His wife, Cheryl Sensenbrenner, has testified in support of the bill as chairwoman of the American Association of People With Disabilities, an advocacy group. Mrs. Sensenbrenner suffered a spinal cord injury in 1972, when she was 22, and sometimes uses a wheelchair. In addition, she noted in an interview, she has a sister with Down syndrome.
Supporters of the bill immediately shifted their attention to the Senate, which is expected to pass a similar bipartisan measure. Senator Tom Harkin, the Iowa Democrat leading the effort, predicted that the Senate would act “in the near future.”
The White House said that although President Bush “supports the overall intent” of the House bill, he was concerned that it “could unduly expand” coverage and significantly increase litigation.
The House bill reflects a deal worked out in months of negotiations by business groups and advocates for the disabled. The United States Chamber of Commerce and the National Association of Manufacturers helped shape the bill and endorsed it as a balanced compromise.

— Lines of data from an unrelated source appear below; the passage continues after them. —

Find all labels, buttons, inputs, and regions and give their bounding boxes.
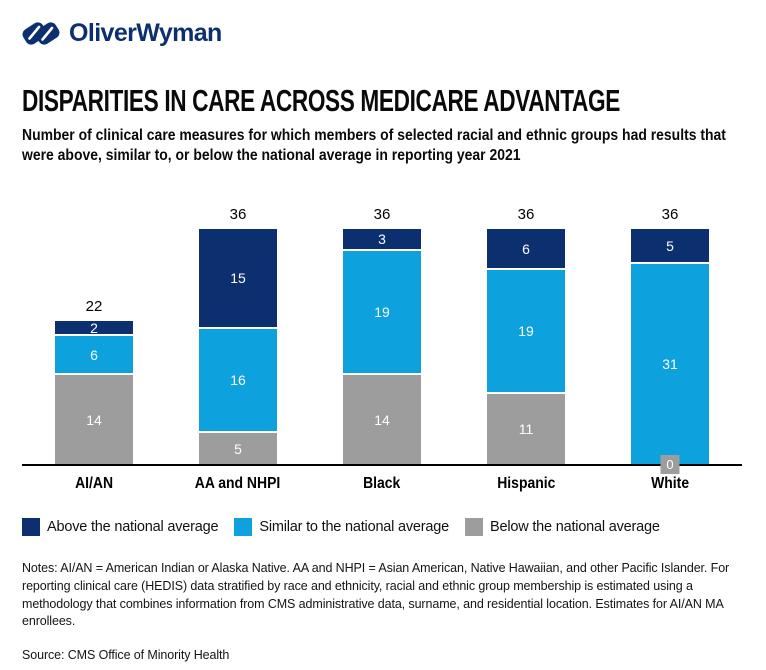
bar-segment-value: 2: [90, 319, 98, 336]
x-axis-label-text: AA and NHPI: [195, 475, 281, 492]
logo-text: OliverWyman: [69, 18, 222, 47]
bar-segment: 31: [631, 262, 709, 464]
oliver-wyman-logo-icon: [22, 22, 60, 45]
bar-segment: 16: [199, 327, 277, 431]
bar-group-hispanic: 36 6 19 11: [454, 206, 598, 464]
bar-segment-value: 19: [518, 323, 534, 339]
page-subtitle: Number of clinical care measures for whi…: [22, 127, 726, 165]
bar-segment: 6: [55, 334, 133, 373]
bar-stack: 5 31 0: [631, 229, 709, 474]
bar-total-label: 36: [229, 206, 247, 223]
bar-segment-value: 6: [90, 346, 98, 363]
bar-segment: 5: [631, 229, 709, 262]
legend-item: Similar to the national average: [234, 518, 449, 536]
bar-segment-value: 16: [230, 372, 246, 388]
legend-swatch: [465, 518, 484, 536]
bar-stack: 15 16 5: [199, 229, 277, 464]
legend-label: Below the national average: [490, 519, 660, 535]
bar-segment-value: 6: [522, 240, 530, 257]
bar-group-white: 36 5 31 0: [598, 206, 742, 474]
legend-label: Similar to the national average: [259, 519, 450, 535]
legend: Above the national average Similar to the…: [22, 518, 742, 536]
bar-segment-value: 14: [374, 411, 390, 428]
bar-segment: 3: [343, 229, 421, 249]
x-axis-label: AA and NHPI: [166, 475, 310, 493]
bar-stack: 6 19 11: [487, 229, 565, 464]
page-title: DISPARITIES IN CARE ACROSS MEDICARE ADVA…: [22, 83, 620, 118]
bar-total-label: 22: [85, 298, 103, 315]
bar-total-label: 36: [373, 206, 391, 223]
bar-total-label: 36: [661, 206, 679, 223]
logo: OliverWyman: [22, 16, 742, 50]
bar-segment-value: 15: [230, 270, 246, 286]
bar-group-aa-and-nhpi: 36 15 16 5: [166, 206, 310, 464]
source-text: Source: CMS Office of Minority Health: [22, 648, 230, 662]
subtitle-row: Number of clinical care measures for whi…: [22, 126, 742, 168]
legend-swatch: [22, 518, 40, 536]
zero-value-badge: 0: [660, 455, 680, 474]
bar-segment-value: 14: [86, 411, 102, 428]
bar-segment-value: 3: [378, 231, 386, 247]
bar-segment: 5: [199, 431, 277, 464]
x-axis-label-text: Hispanic: [496, 475, 556, 492]
chart-bars: 22 2 6 14 36 15 16 5 36 3 19 14 36 6 19 11 36 5 31 0: [22, 204, 742, 474]
bar-stack: 3 19 14: [343, 229, 421, 464]
bar-segment-value: 11: [518, 421, 534, 437]
bar-segment: 15: [199, 229, 277, 327]
x-axis-label-text: Black: [363, 475, 401, 492]
bar-segment: 14: [343, 373, 421, 464]
bar-group-ai-an: 22 2 6 14: [22, 298, 166, 464]
x-axis-label-text: White: [651, 475, 689, 492]
bar-segment-value: 5: [234, 440, 242, 457]
bar-segment: 19: [343, 249, 421, 373]
legend-swatch: [234, 518, 253, 536]
title-row: DISPARITIES IN CARE ACROSS MEDICARE ADVA…: [22, 82, 742, 118]
bar-segment: 11: [487, 392, 565, 464]
legend-item: Above the national average: [22, 518, 219, 536]
notes-text: Notes: AI/AN = American Indian or Alaska…: [22, 561, 730, 629]
bar-segment-value: 31: [662, 356, 678, 372]
legend-item: Below the national average: [465, 518, 660, 536]
x-axis-line: [22, 464, 742, 466]
bar-group-black: 36 3 19 14: [310, 206, 454, 464]
footer: Notes: AI/AN = American Indian or Alaska…: [22, 560, 742, 662]
x-axis-label: Hispanic: [454, 475, 598, 493]
x-axis-label-text: AI/AN: [75, 475, 113, 492]
x-axis-label: White: [598, 475, 742, 493]
bar-total-label: 36: [517, 206, 535, 223]
x-axis-labels: AI/AN AA and NHPI Black Hispanic White: [22, 475, 742, 493]
bar-segment: 14: [55, 373, 133, 464]
x-axis-label: AI/AN: [22, 475, 166, 493]
bar-segment: 19: [487, 268, 565, 392]
legend-label: Above the national average: [47, 519, 219, 535]
stacked-bar-chart: 22 2 6 14 36 15 16 5 36 3 19 14 36 6 19 11 36 5 31 0 AI/AN A…: [22, 204, 742, 493]
bar-segment-value: 5: [666, 237, 674, 254]
x-axis-label: Black: [310, 475, 454, 493]
bar-segment: 6: [487, 229, 565, 268]
bar-segment-value: 19: [374, 304, 390, 320]
bar-stack: 2 6 14: [55, 321, 133, 464]
bar-segment: 2: [55, 319, 133, 336]
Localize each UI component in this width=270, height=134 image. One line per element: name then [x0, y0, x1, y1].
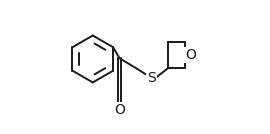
Text: O: O — [114, 103, 125, 117]
Text: S: S — [147, 71, 156, 85]
Text: O: O — [185, 48, 196, 62]
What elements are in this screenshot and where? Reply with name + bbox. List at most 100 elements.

Representative Jerrold Nadler, Democrat of New York, called the Supreme Court reading of the 1990 law “cramped and misguided.” Remedial legislation is needed now more than ever, Mr. Nadler said, because “thousands of men and women in uniform are returning from Iraq and Afghanistan with serious injuries, including the loss of limbs and head trauma.”
The House Republican whip, Representative Roy Blunt of Missouri, said the bill “puts people to work, creates opportunity and makes America a more productive country” by unlocking new pools of talent.
The 1990 law said “individuals with disabilities are a discrete and insular minority.” The bill passed Wednesday deletes that phrase, which the Supreme Court has cited as a reason for limiting the definition of disability.
The law generally prohibits an employer from discriminating against a qualified individual who has, or is perceived as having, a disability, defined as a physical or mental impairment that “substantially limits” one or more major life activities.
The Supreme Court said in 2002 that “these terms need to be interpreted strictly to create a demanding standard for qualifying as disabled.” To meet this test, the court said, a person has to have “an impairment that prevents or severely restricts the individual from doing activities that are of central importance to most people’s daily lives.”
Under the bill passed on Wednesday, Congress would establish a less stringent standard, saying an impairment qualifies as a disability if it “materially restricts” a major life activity like seeing, hearing, eating, walking, reading or thinking.